Marcel Dassault invented a type of aircraft propeller used by the French army during World War I and founded the Société des Avions Marcel Bloch aircraft company.
Background
Born in Paris, where his father was a physician, he was very close to his two brothers - one of whom became a general in the French army and a member of the Academy of Sciences and the other a distinguished surgeon who perished in the Holocaust.
Education
Even as a schoolchild, Dassault was fascinated with airplanes and studied electricity. After graduation he worked in a car factory, where he acquired an appreciation for factory organization and teamwork. He subsequently enrolled in an aeronautical school.
Career
When World War I broke out, Dassault was chosen to design planes and was responsible for building propellers, one of which, the Guynemer, was so successful that it is commemorated in a monument in the Place des Invalides. His work on propellers meant that he received information on all types of planes and his knowledge of French planes was unrivaled. With two colleagues, he constructed the fighter plane SEA 4, which was so successful that a thousand were ordered. Before they came off the assembly line, however, the war ended and the order was cancelled. Dassault was told to use the factory he had built to produce doors, windows, and wheelbarrows. Throughout the 1920s he concentrated on general construction.
In 1930, the French government, realizing that the French airplane industry was lagging behind that of other European countries, commissioned a three-motor plane for the postal services from Dassault. Dassault designed an all-metal plane, but no planes were ordered. Nonetheless he used the knowledge he had acquired to build a first-aid plane which did prove successful. He then built a two-motor plane, the 220, for Air France, which went into operation in 1938. Plans for various other planes were ended by World War II and the fall of France.

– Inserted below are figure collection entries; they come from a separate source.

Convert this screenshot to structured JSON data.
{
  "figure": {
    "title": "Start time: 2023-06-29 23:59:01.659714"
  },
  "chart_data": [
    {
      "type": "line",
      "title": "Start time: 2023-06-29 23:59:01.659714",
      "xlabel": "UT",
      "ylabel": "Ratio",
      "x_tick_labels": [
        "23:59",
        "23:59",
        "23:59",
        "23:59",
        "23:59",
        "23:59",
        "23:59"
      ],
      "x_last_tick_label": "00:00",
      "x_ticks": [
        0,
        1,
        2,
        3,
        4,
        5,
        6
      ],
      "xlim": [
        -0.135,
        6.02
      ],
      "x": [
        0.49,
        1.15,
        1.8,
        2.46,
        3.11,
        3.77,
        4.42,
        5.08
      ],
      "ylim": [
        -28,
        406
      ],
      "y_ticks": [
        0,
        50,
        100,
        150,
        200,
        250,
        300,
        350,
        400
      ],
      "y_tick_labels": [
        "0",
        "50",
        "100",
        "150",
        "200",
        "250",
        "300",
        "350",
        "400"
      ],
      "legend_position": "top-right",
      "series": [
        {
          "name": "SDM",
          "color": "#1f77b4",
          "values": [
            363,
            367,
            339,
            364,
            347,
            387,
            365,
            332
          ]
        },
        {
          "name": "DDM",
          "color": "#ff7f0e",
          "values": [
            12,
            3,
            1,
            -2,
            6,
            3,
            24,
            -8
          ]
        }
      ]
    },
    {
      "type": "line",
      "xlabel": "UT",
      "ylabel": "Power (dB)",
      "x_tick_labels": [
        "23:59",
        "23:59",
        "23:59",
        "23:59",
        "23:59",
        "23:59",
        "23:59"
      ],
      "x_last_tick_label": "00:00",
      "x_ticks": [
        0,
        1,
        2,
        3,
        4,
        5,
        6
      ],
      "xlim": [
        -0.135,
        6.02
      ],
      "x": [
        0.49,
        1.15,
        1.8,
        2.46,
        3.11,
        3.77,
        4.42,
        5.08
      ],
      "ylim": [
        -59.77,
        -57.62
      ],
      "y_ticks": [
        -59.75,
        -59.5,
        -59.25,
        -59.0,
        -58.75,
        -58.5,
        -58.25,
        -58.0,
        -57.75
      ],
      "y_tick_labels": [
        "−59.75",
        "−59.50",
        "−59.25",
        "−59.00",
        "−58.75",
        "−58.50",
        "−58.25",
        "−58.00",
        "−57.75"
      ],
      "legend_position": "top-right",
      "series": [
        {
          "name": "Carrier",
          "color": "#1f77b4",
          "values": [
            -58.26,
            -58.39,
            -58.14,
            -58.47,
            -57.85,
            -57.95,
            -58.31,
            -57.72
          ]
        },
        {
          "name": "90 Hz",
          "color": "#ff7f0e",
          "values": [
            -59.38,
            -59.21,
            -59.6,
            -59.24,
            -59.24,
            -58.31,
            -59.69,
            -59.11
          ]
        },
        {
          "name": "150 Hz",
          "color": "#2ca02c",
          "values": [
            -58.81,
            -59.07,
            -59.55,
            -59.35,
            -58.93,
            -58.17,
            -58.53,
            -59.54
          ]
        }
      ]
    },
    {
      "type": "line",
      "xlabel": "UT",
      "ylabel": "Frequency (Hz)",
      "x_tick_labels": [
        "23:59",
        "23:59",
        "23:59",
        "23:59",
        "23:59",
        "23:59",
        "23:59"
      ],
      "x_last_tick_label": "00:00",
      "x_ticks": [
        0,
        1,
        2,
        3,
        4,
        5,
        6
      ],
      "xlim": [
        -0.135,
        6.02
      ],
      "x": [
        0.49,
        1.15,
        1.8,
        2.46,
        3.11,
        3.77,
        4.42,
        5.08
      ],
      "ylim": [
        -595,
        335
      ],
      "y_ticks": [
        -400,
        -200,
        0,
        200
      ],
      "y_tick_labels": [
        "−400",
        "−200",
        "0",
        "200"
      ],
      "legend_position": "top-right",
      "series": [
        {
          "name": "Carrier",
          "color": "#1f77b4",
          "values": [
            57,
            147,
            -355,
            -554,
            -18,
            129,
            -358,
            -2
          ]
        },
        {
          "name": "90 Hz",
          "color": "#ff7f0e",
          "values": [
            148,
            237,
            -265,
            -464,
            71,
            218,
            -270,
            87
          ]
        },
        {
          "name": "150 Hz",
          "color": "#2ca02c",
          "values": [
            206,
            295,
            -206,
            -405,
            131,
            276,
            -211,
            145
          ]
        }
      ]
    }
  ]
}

During the war, Dassault was arrested as a Jew and deported to the Buchenwald concentration camp. A group of French deportees in a position of relative power secretly assisted other Frenchmen and saved Dassault from deportation to one of the major death camps. In the last days before liberation, he contracted diphtheria. When repatriated from Buchenwald, he flew for the first and only time!
After six months of treatment for post-diphtheric paralysis of the legs, Dassault became head of an aircraft factory and began building a new plane, the Dassault 315, participating in every stage of its creation. The plane was judged outstanding in its category and three-hundred were ordered. His Mystère IV was the first European plane to break the sound barrier. It was followed by the Super-Mystère B2, the Mirage III; the FI, and finally the Mirage G, all of which received international acclaim. Dassault himself considered his greatest successes to have been the civilian plane, the Mystère 20, and the Mirage G, sixty of which were delivered to Israel, making a major contribution to the Israeli victory in the 1967 Six-Day War. The Société des Avions Marcel Dassault became the outstanding French exporting company, numbering Pan Am among its prime customers.
In 1951, Dassault entered politics, running as deputy and senator, and proposing a law which would enable people of low income to own their own homes. He also founded the journal Jours de France, which concentrated on “good news.”